Published by Lost Button
Publishing,
21 December 2018,
ISBN: 978-1-79170123-9 (PB)
21 December 2018,
ISBN: 978-1-79170123-9 (PB)
Summer in Goa and Detective Arthur Chupplejeep is on
holiday with his on-off fiancée Christabel in spite of the fact that he cried
off the wedding a month before it was due to take place. She has not quite
forgiven him, although she does admit to herself that she loves him. They are
now staying in the little lakeside house that had belonged to Chupplejeep’s
adoptive mother and expecting to have a quiet and peaceful time together. Of
course, that doesn’t happen.
Just as they arrive
Chupplejeep’s childhood friend Dilip Mendoca informs him that a body has been
found in a boat and as a detective with a formidable reputation Chupplejeep
should be involved. The dead man is Ranjit Bhobe, a boatwalla who rowed visitors
around the lake. Although the local detective Vitek Kumar is reluctant to admit
there could be anything suspicious about Ranjit’s death and would prefer a
finding that the death was caused by Ranjit’s drunkenness, as is his widow
Talika whom Chupplejeep thinks is not quite as grief-stricken as she first
appears to be although his daughter Roshi is distraught and determined that the
killer be unmasked. Talika is also comforted by Sneha Dhanjeet who runs the
local retreat. Christabel signs up for sessions at the retreat and there
encounters several people who have possible connections to Ranjit. And there is
Vadish, a local gangster who is under instructions from his boss to eliminate
someone . . . But murder is perhaps a step too far for Vadish.
A number of lively
and interesting characters appear in this third contribution to the Chupplejeep
series in which the author portrays Goa which, although nowadays an integral
part of India, has its own distinct culture and cuisine (particularly important
for Chupplejeep and Christabel), arising from the lengthy Portuguese
colonisation, where members of different religions live in harmony.
Recommended.
------
Reviewer:
Radmila May
Marissa
de Luna is an up-and-coming
young author with a passion for writing, travel and adventure. Marissa grew up
in Goa before she moved to Oxford but her time spent in Goa has always been an
inspiration to her. On a recent trip there, in awe of the tranquility and charm
of the rural villages, she conceived the idea of Detective Chupplejeep. Under
the Coconut Tree is her third novel. It is the first book in the
lighthearted Detective Chupplejeep series
Radmila May was
born in the U.S. but has lived in the U.K. since she was seven apart from seven
years in The Hague. She read law at university but did not go into practice.

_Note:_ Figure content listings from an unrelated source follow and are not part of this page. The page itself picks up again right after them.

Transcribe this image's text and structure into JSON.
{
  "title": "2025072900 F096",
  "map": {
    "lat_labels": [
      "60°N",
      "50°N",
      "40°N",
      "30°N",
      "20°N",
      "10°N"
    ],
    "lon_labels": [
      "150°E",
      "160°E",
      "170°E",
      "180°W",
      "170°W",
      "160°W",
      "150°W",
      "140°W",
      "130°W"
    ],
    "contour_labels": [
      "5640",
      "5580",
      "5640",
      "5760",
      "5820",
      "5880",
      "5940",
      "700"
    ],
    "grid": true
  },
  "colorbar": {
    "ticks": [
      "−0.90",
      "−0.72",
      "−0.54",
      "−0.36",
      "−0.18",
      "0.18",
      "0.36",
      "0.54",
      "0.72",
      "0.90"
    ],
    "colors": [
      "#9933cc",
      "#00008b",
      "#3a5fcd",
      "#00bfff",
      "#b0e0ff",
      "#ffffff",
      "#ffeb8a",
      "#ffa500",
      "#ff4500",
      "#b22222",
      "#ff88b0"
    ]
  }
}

Instead she worked for many years for a firm of law publishers and still does occasional
work for them including taking part in a substantial revision and updating of
her late husband’s legal practitioners’ work on Criminal Evidence published
late 2015. She has also contributed short stories with a distinctly criminal
flavour to two of the Oxford Stories anthologies published by Oxpens Press – a
third story is to be published shortly in another Oxford Stories anthology –
and is now concentrating on her own writing.